Weit weg von der Gleichstellung

Von Tim Krohn |
Estland gilt als tolerant, fortschrittlich und liberal. Trotzdem ist es vergleichsweise intolerant gegenüber Schwulen und Lesben: In dem Land ist weder eine gleichgeschlechtliche Ehe noch eine eingetragene Partnerschaft gesetzlich zugelassen.
Ein paar Mutige versuchen, Krach zu machen. Lesbische und schwule Demonstranten in Tallin fordern Respekt. Aus gutem Grund, denn einige hier haben es schon erlebt, dass Eier, Steine oder Fäuste fliegen. Aggressive Skinheads am Straßenrand sind bei den sommerlichen "Gay Prides" im Baltikum keine Seltenheit.

Fred Püss ist 30 Jahre alt, hat an der Universität in Tallinn Deutsch studiert und oft die Bundesrepublik besucht, das heißt: Er kennt auch das verhältnismäßig "leichte" Leben der Lesben und Schwulen in Deutschland.

Fred: "In Deutschland kann man in den Großstädten Händchen halten, und das wird für normal gehalten. In Tallinn ist das nur schwer vorzustellen."

Dabei ist Tallinn unter den Städten im Baltikum sicher noch die liberalste von allen. Sogar ein paar schwule Kneipen gibt es hier in der Altstadt. Tallinn gilt als modern und fortschrittlich. Helsinki liegt nur einen Katzensprung entfernt. Und trotzdem liegen für die Homosexuellen im Land manchmal noch ganze Welten dazwischen.

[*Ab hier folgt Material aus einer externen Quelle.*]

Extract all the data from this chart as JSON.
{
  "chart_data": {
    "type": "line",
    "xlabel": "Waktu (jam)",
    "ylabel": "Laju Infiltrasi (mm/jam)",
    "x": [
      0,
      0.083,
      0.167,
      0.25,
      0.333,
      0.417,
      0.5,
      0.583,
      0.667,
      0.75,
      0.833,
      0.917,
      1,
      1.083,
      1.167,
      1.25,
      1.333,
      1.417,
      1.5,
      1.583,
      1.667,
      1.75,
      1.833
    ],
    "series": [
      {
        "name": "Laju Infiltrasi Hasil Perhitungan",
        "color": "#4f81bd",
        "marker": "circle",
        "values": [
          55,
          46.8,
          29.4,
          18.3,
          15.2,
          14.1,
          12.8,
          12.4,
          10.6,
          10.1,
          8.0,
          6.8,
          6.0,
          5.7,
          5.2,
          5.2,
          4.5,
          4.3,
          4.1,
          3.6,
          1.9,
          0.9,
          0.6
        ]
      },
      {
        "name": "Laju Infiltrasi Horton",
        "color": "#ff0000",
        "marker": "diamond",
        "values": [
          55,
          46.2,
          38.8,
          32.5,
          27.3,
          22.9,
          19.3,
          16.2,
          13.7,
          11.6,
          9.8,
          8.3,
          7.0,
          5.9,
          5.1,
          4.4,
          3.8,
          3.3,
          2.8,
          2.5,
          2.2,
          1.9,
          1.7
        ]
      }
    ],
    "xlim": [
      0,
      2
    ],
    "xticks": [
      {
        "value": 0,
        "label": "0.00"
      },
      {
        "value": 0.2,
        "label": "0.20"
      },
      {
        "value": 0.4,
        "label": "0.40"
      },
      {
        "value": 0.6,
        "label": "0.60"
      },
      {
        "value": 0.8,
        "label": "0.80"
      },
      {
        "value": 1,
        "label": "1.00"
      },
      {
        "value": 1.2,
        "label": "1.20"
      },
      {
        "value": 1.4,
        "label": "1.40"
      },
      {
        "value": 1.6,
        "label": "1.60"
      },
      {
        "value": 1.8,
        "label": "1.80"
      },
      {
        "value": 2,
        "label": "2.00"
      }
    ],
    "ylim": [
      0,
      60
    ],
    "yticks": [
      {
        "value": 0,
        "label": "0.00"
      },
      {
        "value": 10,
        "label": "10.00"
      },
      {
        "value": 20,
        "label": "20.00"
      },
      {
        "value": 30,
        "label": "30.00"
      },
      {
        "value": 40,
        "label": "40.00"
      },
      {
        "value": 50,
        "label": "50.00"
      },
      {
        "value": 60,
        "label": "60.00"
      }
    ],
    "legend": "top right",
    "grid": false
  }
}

Fred: "Die Ostsee ist eigentlich klein. Aber die Gegensätze sind sehr groß."

In Schweden können lesbische oder schwule Paare sogar in der Kirche heiraten. Im Baltikum ist das immer noch undenkbar. Durch den Druck der EU gibt es zwar inzwischen Anti-Diskriminierungsgesetze. Aber mit der Umsetzung hapert es doch gewaltig.

In Lettland hatte das Parlament vor ein paar Jahren die Verfassung geändert, um gleichgeschlechtliche Ehen zu verhindern. In Litauen wurde sogar das "Propagieren der Homosexualität" (was immer das auch sein soll) unter Strafe gestellt. Erst der massive Druck der Europäischen Union konnte das Gesetz am Ende noch stoppen. Das alles hat seinen Grund, seine Geschichte, meint Fred:

"In der Sowjetzeit war Sex unter Männern strafbar, also kriminell. Das ist für viele Leute heute noch sehr sehr fremd."

Das sollte man sich mal in Deutschland vorstellen: Politiker, die homosexuelle Kontakte und Sex mit Tieren auf eine Stufe stellen. In Estland hat das gerade ein konservativer Abgeordneter getan.

Der frühere Zehnkampf-Olympiasieger Erki Nool, eines der großen Idole im Land, rief seine Landsleute sogar dazu auf, sich von Schwulen und Lesben fernzuhalten, so könne man die "Homosexualität beseitigen". Ein Coming Out fällt da schwer.

Fred: "Meinen Eltern habe ich das noch nicht gesagt, aber wahrscheinlich werden sie das schon ahnen, da ich schon dreißig bin und immer noch keine Frau oder Freundin habe. Aber. Was die Gesellschaft angeht, da herrschen schon sehr viele Vorurteile. Viele glauben nicht, dass man einfach so geboren wird, als schwul oder hetero."

Der 30-jährige Fred aus Tallinn ist trotzdem optimistisch. Denn so langsam tut sich was im Land. Immerhin: Erki Nool musste sich für seine Wortwahl entschuldigen. Und das Parlament in Estland diskutiert nicht zum ersten Mal über einen Gesetzentwurf für eingetragene Partnerschaften.

Es wäre das Erste im Baltikum und ein riesiger Schritt für die ganze Region. Wir brauchen halt noch etwas Geduld, sagt Fred. Einfach nur Geduld.

Fred: "Dieses Gesetz für die Lebenspartnerschaft würde sehr helfen, dass Homosexualität in der Gesellschaft mehr Akzeptanz findet. Aber es ist eher eine Frage der Zeit.

Jugendliche haben damit eigentlich keine Probleme. Kein Freund hat mir den Rücken gekehrt, nachdem ich mich geoutet habe. Und das ist schön."